Shut Up, Addison Del Marco
Addison Del Marcos’s article gives the false sense of hope that a piece of theoretical substance could appear on the pages of The American Conservative. But two sentences into the piece and this initial optimism evaporates into instant disappointment.
Del Marco begins his “critique” of cinema with a disclaimer: he never goes to the movies nor is he a fan of the medium- as if to caution, if not, declare his unreliable opinion that will proceed. He admits, however, that his parents influenced him to appreciate the medium, as if we are to presume that their expertise is somehow conferred upon Del Marco through some furtive system of cinephilic inheritance. But like a stubborn son, he watches movies-and begins his critique of it- with a myopic pre-conception about an art form that relies deeply on an open perspective. Ironic, I know.

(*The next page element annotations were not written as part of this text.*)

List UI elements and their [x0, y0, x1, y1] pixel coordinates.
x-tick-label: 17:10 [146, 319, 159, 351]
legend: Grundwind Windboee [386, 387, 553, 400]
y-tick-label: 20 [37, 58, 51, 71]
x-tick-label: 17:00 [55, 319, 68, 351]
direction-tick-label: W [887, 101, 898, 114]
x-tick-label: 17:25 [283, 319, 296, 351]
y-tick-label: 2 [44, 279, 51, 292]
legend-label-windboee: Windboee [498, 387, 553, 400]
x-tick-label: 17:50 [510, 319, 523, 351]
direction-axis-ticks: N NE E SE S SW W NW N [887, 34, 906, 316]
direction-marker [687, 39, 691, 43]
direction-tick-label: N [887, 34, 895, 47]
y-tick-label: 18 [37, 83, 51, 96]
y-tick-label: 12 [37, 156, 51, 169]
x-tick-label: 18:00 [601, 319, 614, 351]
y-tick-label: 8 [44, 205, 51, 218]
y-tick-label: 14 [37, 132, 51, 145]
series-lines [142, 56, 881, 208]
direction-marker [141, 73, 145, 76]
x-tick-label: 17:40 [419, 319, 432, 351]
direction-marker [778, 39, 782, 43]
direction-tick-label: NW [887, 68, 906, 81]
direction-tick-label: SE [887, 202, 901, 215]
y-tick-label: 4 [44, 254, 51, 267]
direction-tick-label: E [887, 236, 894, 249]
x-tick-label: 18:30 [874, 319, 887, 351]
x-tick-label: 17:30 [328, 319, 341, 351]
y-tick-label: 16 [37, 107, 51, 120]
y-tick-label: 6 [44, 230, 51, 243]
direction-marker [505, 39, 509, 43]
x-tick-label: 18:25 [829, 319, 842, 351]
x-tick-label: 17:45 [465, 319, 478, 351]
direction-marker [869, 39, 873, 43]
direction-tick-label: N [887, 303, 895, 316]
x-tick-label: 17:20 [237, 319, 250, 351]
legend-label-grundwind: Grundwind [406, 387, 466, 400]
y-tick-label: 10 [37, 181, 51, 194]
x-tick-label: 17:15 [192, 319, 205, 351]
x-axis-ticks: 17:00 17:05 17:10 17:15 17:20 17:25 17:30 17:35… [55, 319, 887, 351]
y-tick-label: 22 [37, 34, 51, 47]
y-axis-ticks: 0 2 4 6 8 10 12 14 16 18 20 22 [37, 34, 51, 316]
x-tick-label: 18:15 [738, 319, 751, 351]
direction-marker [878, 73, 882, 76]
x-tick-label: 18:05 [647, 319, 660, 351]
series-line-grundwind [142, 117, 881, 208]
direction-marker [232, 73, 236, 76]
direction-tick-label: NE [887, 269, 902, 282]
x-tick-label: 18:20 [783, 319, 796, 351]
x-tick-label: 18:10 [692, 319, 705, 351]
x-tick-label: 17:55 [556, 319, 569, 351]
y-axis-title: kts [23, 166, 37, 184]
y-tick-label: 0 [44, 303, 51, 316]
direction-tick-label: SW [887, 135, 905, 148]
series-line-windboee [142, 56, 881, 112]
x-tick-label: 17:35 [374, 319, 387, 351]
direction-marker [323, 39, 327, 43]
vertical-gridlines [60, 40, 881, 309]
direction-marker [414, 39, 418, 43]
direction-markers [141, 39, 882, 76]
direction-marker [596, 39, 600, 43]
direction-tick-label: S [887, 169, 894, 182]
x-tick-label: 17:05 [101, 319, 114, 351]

His title betrays the illusion that he will engage the theoretical discourse among film scholars over the death of cinema. Like fatalists such as Guy Debord who laments, “le cinema est mort,” or Jean-Luc Goddard who claims, “fin de cinema” in the conclusion of his film, Weekend, or Antoine Lumiere’s grievance that “cinema is an invention without a future.” Does he even know these scholars and filmmakers, let alone that this debate exists? And if he did, his non-existent reference to them demonstrate reckless authorship, if not incompetence.
Although minimal elements of this debate are peppered sparingly throughout his article, this generous observation is only given in the spirit of Christmas. His piece is not about the death of cinema as it purports, but a mere whiny complaint about his dissatisfaction with Hollywood’s cliché plot lines.
To believe that Hollywood is the cinema is not only pathetically foolish, but reveals his unsophisticated understanding of film. But as should’ve been expected, such sophisticated enterprise of the mind should not be expected from those like Del Marco: conservatives who purport a certain level of authority over a subject they frankly, know nothing about.